2. Professor(s) need to possess a wealth of knowledge. If a concern arose, like they often do in a pinch, I wanted a teacher to offer suggestive corrections to the problem; not shrugs.
3. Community oriented. Ceramics to me is very communal. I wanted to surround myself with like minded folks who enjoy cooking and conversation just as much as appreciating the wares containing the dishes.
4. Financial support. Needless to say, I broke ya'll. I really do not want to accrue any more debt than I already have. Anybody wanna buy a 1890's Victorian home on the East Coast?
5. Facilities. The school had to offer the firing possibilities I am looking for, such as, wood, salt, soda, gas, car, train, you name it, I want the options; Not to mention, glaze calculation, clay body formulation, tool making classes.

Well, its a wish list I know. I choose three schools for three different reasons. One school for location, one for reputation, and the other for suggestion. I visited all three to form my own opinions and my mind was made up pretty fast at the first school visit. The teacher say "So your a vessel maker...let me introduce you to the last vessel maker we converted into sculpture." Then, the professor went onto say "When my door is shut don't bother knocking. I'm busy."

A few weeks later I decided to visit another school. I applied to this school because a good friend said it was a "sleeper" school and good things were happening there. Why not apply? Well, schools that are in state of transition is a good reason. I know how long things tend to drag on at the university level and my vision was to apply to an established program. No thanks. Plus the monies were not on point. Oh, did I mention the grad student who was supposed to show me around disappeared? We were supposed to eat lunch together. He bailed to have lunch with his girl. I called him three more times and he never returned a message...communication problems?

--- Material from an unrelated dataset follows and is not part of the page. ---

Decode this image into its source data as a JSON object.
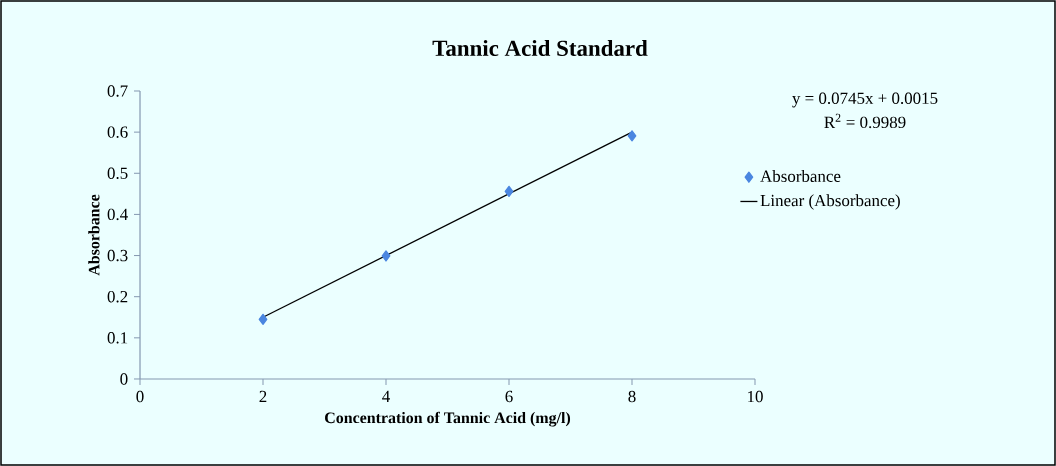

They always say the third time around is the best, and for me, this old saying rang true. Of course this program was the one based on reputation and not location. It is the farthest from home and family but possesses all of my requirements. When I arrived I flew in with the guest artist in town for a workshop. He was humble and had a warm smile, so was the professor who arrived on time to take us the our abode. We stopped for killer sushi...I was hooked. You had me at sashimi. The next morning my host couple made french toast for breakfast. There were fresh bagels every morning. Lunches were treated as well. The culmination of my experience was a potluck filled with good food, friends, and lots of laughs, not to mention sake.